The Trump administration can't get much done in Congress, and Republicans are too incompetent to help, so now the White House is asking Democrats for help to pass a right-wing agenda.
The Trump administration is now admitting that they and the Republican-controlled Congress have done such a poor job of legislating that they are again calling on Democrats to pass a key part of the GOP agenda.
Getting Democrats on board with cutting taxes for the extremely wealthy, as Donald Trump wants along with Speaker Paul Ryan and Majority Leader Mitch McConnell, seems to be a fool's errand and is highly unlikely to succeed.
But Marc Short, White House legislative director, told a roundtable hosted by the Christian Science Monitor, "We learned this summer that keeping 50 or 52 Republicans [in the Senate] is not something that’s reliable." He added, "We don’t feel like we can assume we can get tax reform done strictly on a partisan basis, so it would be wise for us … to try and reach out and earn the support from Democrats as well."
In other words, since Trump Republican allies in Congress are utterly incompetent, the White House is hoping that Democrats, who are in the minority, will give Trump a hand so he can claim to have accomplished during his first year in office.
But since Democrats have made it very clear that they are not going to support one penny going to tax cuts for the rich, Trump is likely to fail there too.
Thus far, Trump's attempts at legislation have been spectacularly unsuccessful. His proposal to repeal Obamacare was met with unified Democratic opposition, even with senators from red states that he won in the election, like Idaho and West Virginia. Meanwhile, Trump and McConnell were unable to get even the necessary Republican votes to pass the bill.
Unlike his predecessor, President Barack Obama, who got economic stimulus enacted less than a month after being sworn in, Trump has no signature legislation to speak of. Instead, he has been reduced to citing legislation naming buildings as evidence of his success.

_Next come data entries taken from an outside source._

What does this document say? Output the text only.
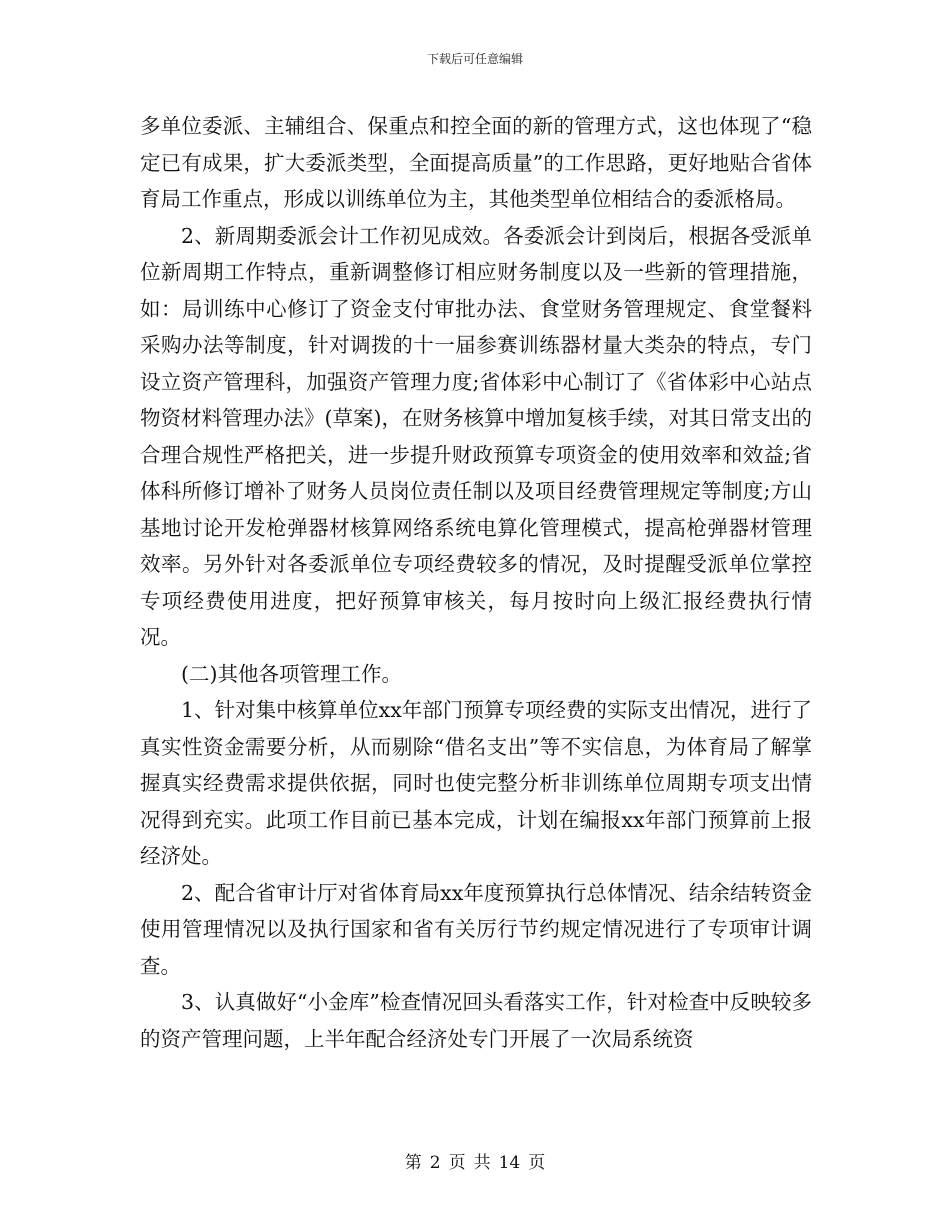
下载后可任意编辑

多单位委派、主辅组合、保重点和控全面的新的管理方式，这也体现了“稳定已有成果，扩大委派类型，全面提高质量”的工作思路，更好地贴合省体育局工作重点，形成以训练单位为主，其他类型单位相结合的委派格局。

2、新周期委派会计工作初见成效。各委派会计到岗后，根据各受派单位新周期工作特点，重新调整修订相应财务制度以及一些新的管理措施，如：局训练中心修订了资金支付审批办法、食堂财务管理规定、食堂餐料采购办法等制度，针对调拨的十一届参赛训练器材量大类杂的特点，专门设立资产管理科，加强资产管理力度;省体彩中心制订了《省体彩中心站点物资材料管理办法》(草案)，在财务核算中增加复核手续，对其日常支出的合理合规性严格把关，进一步提升财政预算专项资金的使用效率和效益;省体科所修订增补了财务人员岗位责任制以及项目经费管理规定等制度;方山基地讨论开发枪弹器材核算网络系统电算化管理模式，提高枪弹器材管理效率。另外针对各委派单位专项经费较多的情况，及时提醒受派单位掌控专项经费使用进度，把好预算审核关，每月按时向上级汇报经费执行情况。

(二)其他各项管理工作。

1、针对集中核算单位xx年部门预算专项经费的实际支出情况，进行了真实性资金需要分析，从而剔除“借名支出”等不实信息，为体育局了解掌握真实经费需求提供依据，同时也使完整分析非训练单位周期专项支出情况得到充实。此项工作目前已基本完成，计划在编报xx年部门预算前上报经济处。

2、配合省审计厅对省体育局xx年度预算执行总体情况、结余结转资金使用管理情况以及执行国家和省有关厉行节约规定情况进行了专项审计调查。

3、认真做好“小金库”检查情况回头看落实工作，针对检查中反映较多的资产管理问题，上半年配合经济处专门开展了一次局系统资

第 2 页 共 14 页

When Trump has been a part of successfully getting legislation through Congress, he had to bend the knee to Democratic leaders Nancy Pelosi and Chuck Schumer, a display that makes his fellow Republicans extremely angry.
Nearly every Senate Democrat has signed on to a letter to Trump drawing a line in the sand on taxes.
"Tax reform cannot be a cover story for delivering tax cuts to the wealthiest," they said. "We will not support any tax plan that includes tax cuts for the top 1 percent."
Trump is an unpopular president, currently under multiple investigations, with a demonstrated inability to get any significant legislation done, despite his party controlling both chambers of Congress. That's in part thanks to the Republican Party's inability to govern, though Trump's incessant attacks on his own party certainly cannot be helping. Given the current climate, some members of Congress are bailing on everything and choosing retirement instead.
The prospect of Democrats throwing out one of their key beliefs to help him out seems both desperate and delusional.